If you could place your tube on a sunny place all day its not necessary to heat the water. With rising temp. in spring your __ lotus will grow fast enough till summer to get flowering in autumn. My lotus last year flowers in last September till early October cause of a realativly cold summer. To build flowers there are only temp. of 20°C necessary for a period of time (Werner can answer this correctly). If you want get 100% sure to get flowers of your lotus you can also place your tube in the front of a big window in a warm room of your house, or your can heat the water with a normal aquarium heater (20°C are enough!) – but I think this is not realy necessary!

By planting your rhizome your could use any clean water you have! the waterlevel should only be about 10 cm, so it gets warm faster on sunny days. 30cm are too high. The leaves only float for shot time on the water before growing above it. 


Best,

Stefan


----------



## Teichforum.info (30. Jan. 2005)

Hi Stefan,

Thanks again for your answers. I have been reading a lot the past few days.
Takes some time because English as well as German are not my native language. So now I understand the difference between rhizomes and roots 

I too think that it should be possible to keep the plants on the terrace, it's the sunniest place and also near the living room.
Years ago we had a very large nerium __ oleander outside on the terrace for all winter, no problem. A year later we had the plant in the garden house and unfotunately the plant didn't make it. This year our Tuscan Jasmine has been standing outside all winter, and it's still doing well.

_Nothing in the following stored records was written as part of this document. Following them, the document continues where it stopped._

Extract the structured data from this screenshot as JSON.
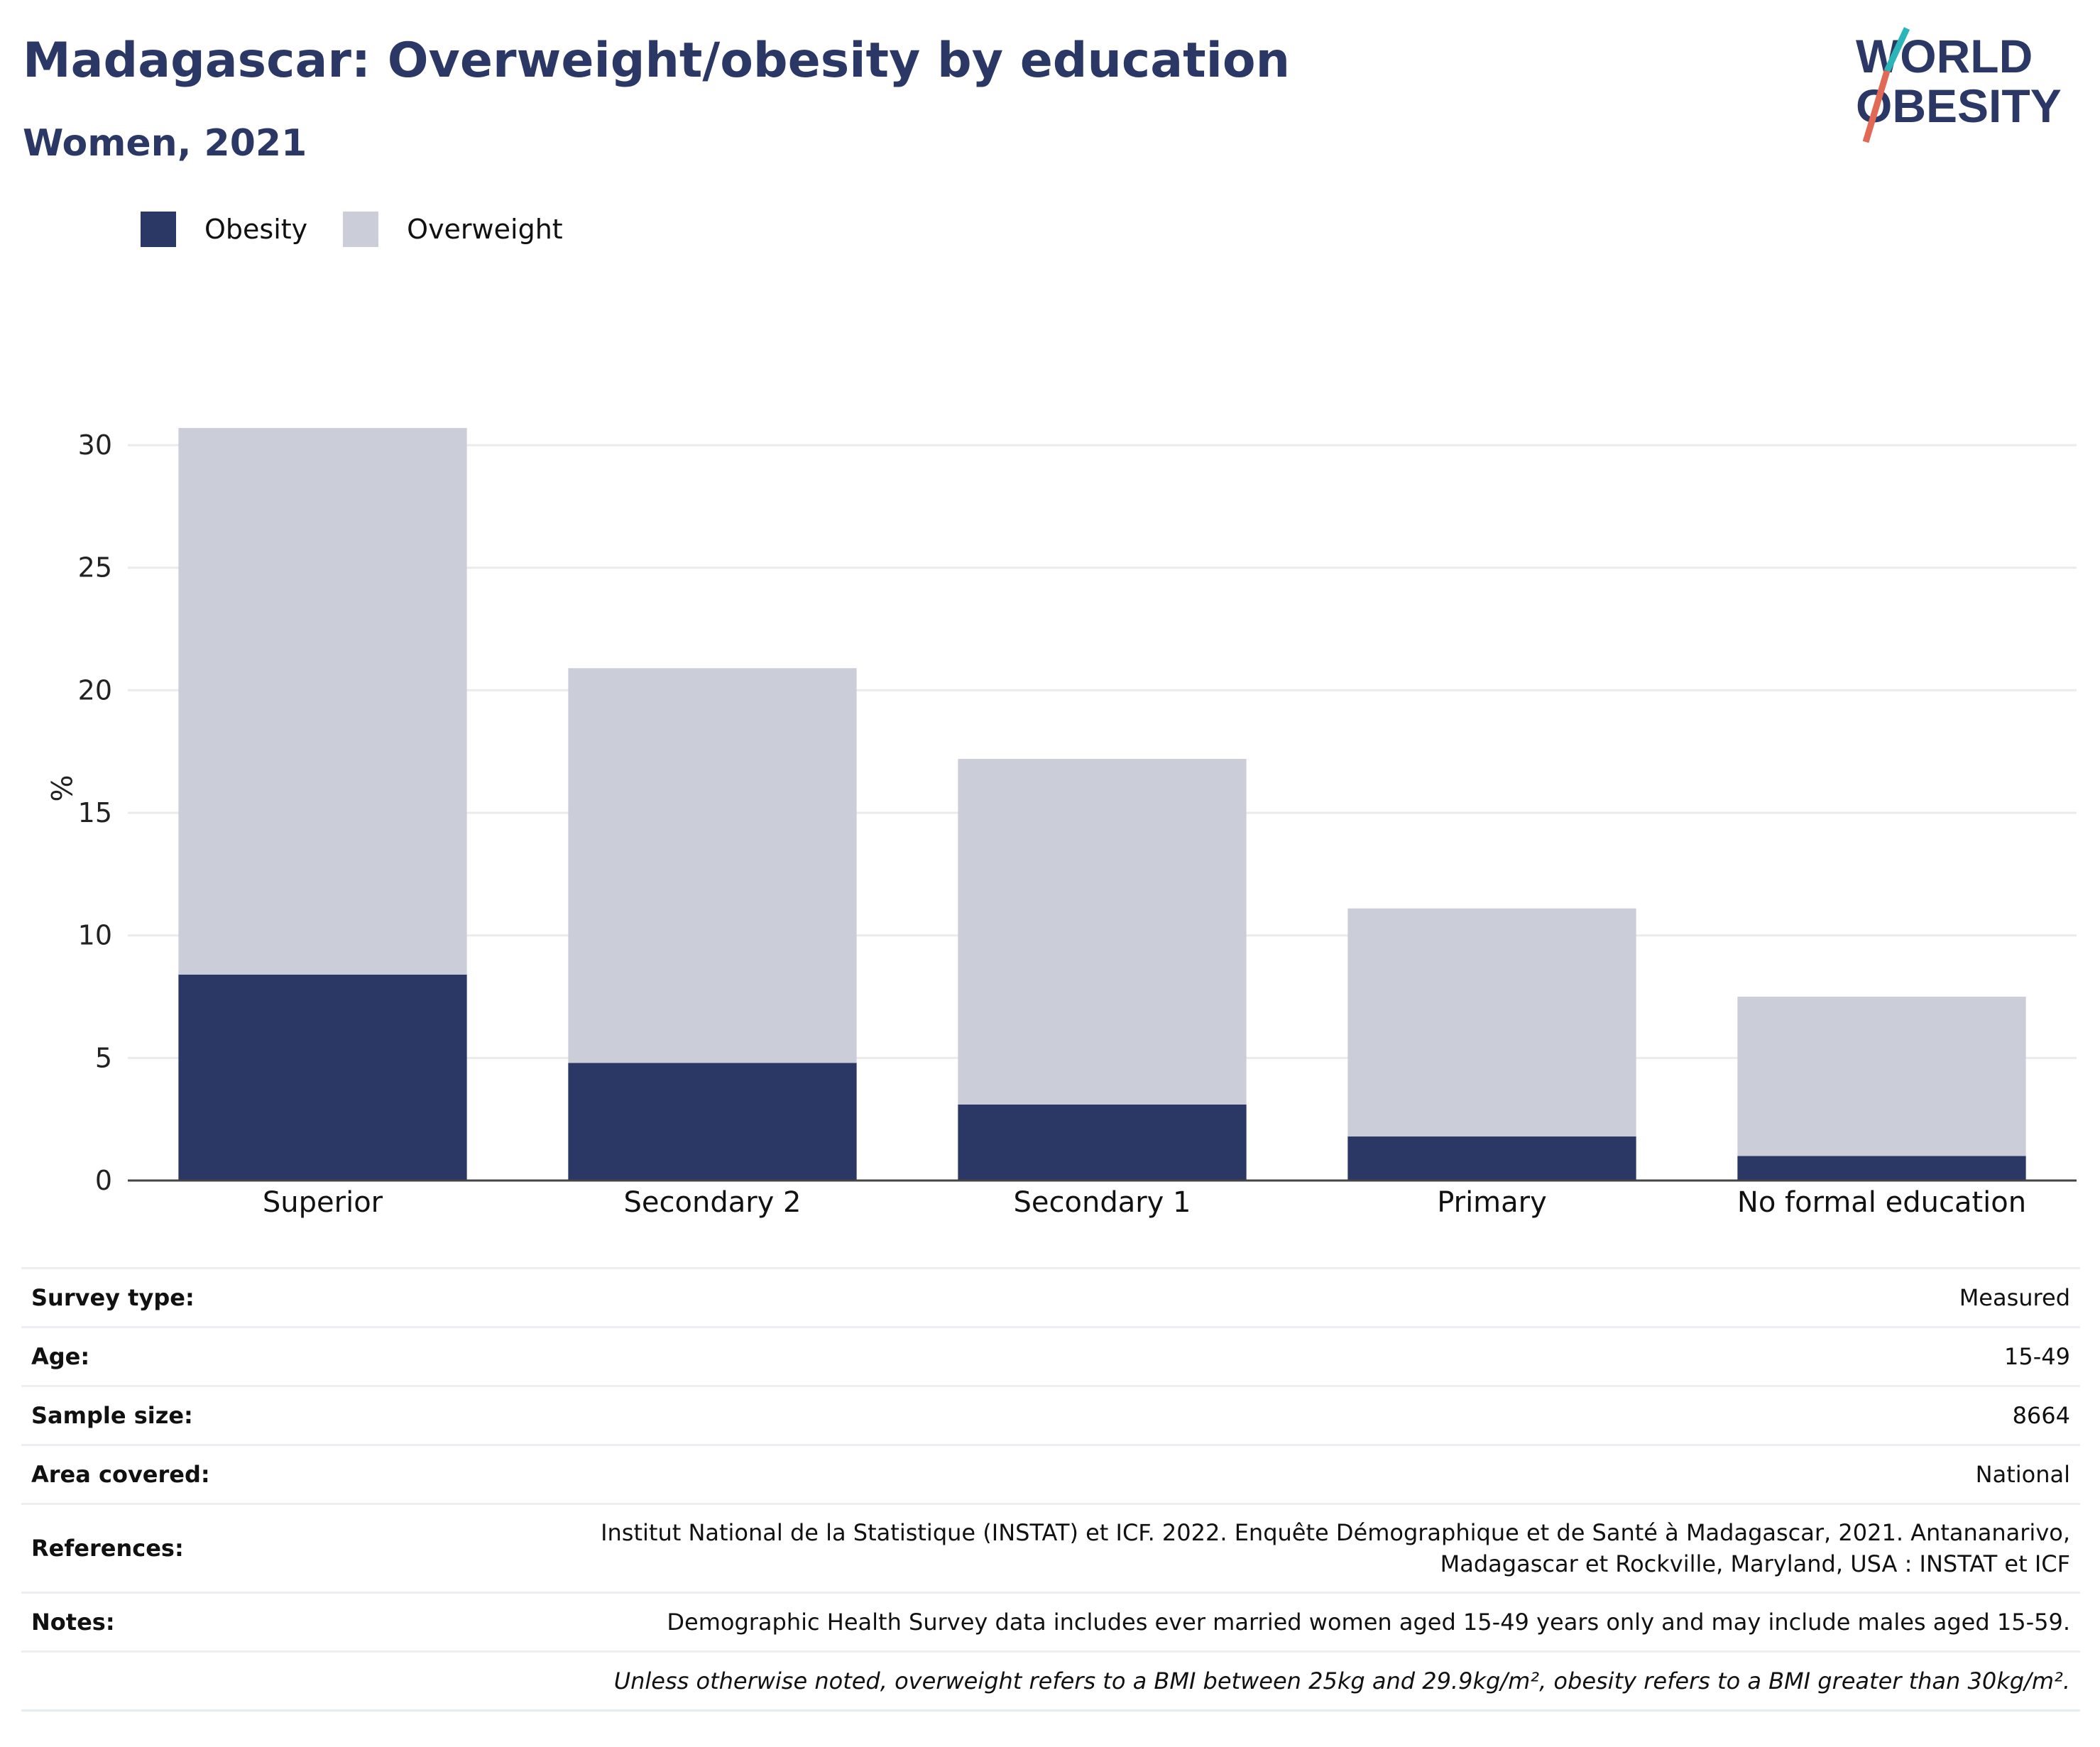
{
  "header": {
    "title": "Madagascar: Overweight/obesity by education",
    "subtitle": "Women, 2021"
  },
  "logo": {
    "line1": "WORLD",
    "line2": "OBESITY"
  },
  "colors": {
    "obesity": "#2b3764",
    "overweight": "#cbcdd8",
    "title": "#2b3764"
  },
  "legend": [
    {
      "label": "Obesity",
      "color": "#2b3764"
    },
    {
      "label": "Overweight",
      "color": "#cbcdd8"
    }
  ],
  "chart_data": {
    "type": "bar",
    "stacked": true,
    "categories": [
      "Superior",
      "Secondary 2",
      "Secondary 1",
      "Primary",
      "No formal education"
    ],
    "series": [
      {
        "name": "Obesity",
        "values": [
          8.4,
          4.8,
          3.1,
          1.8,
          1.0
        ]
      },
      {
        "name": "Overweight",
        "values": [
          22.3,
          16.1,
          14.1,
          9.3,
          6.5
        ]
      }
    ],
    "ylabel": "%",
    "ylim": [
      0,
      32
    ],
    "yticks": [
      0,
      5,
      10,
      15,
      20,
      25,
      30
    ],
    "grid": true
  },
  "info": [
    {
      "label": "Survey type:",
      "value": "Measured"
    },
    {
      "label": "Age:",
      "value": "15-49"
    },
    {
      "label": "Sample size:",
      "value": "8664"
    },
    {
      "label": "Area covered:",
      "value": "National"
    },
    {
      "label": "References:",
      "value": "Institut National de la Statistique (INSTAT) et ICF. 2022. Enquête Démographique et de Santé à Madagascar, 2021. Antananarivo, Madagascar et Rockville, Maryland, USA : INSTAT et ICF"
    },
    {
      "label": "Notes:",
      "value": "Demographic Health Survey data includes ever married women aged 15-49 years only and may include males aged 15-59."
    }
  ],
  "footnote": "Unless otherwise noted, overweight refers to a BMI between 25kg and 29.9kg/m², obesity refers to a BMI greater than 30kg/m²."
}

Looking at all the diffferent photos it looks like the hardest thing to do now is to choose a cultivar. They are all so beautiful. 
We thought about three Lotuses, we now reduced the amount that we're interested in to 8. Four of them are more or less white with red/pink tip.
Difficult to pick out one of those four. The other one's we like are N. Carolina Queen, Culweixizhao, Youzankou and Kohyouren.
Can't seem to figure out yet whether these cultivars are small, medium or large size plants and whether they are easy to grow or not.

Best,
Diana


----------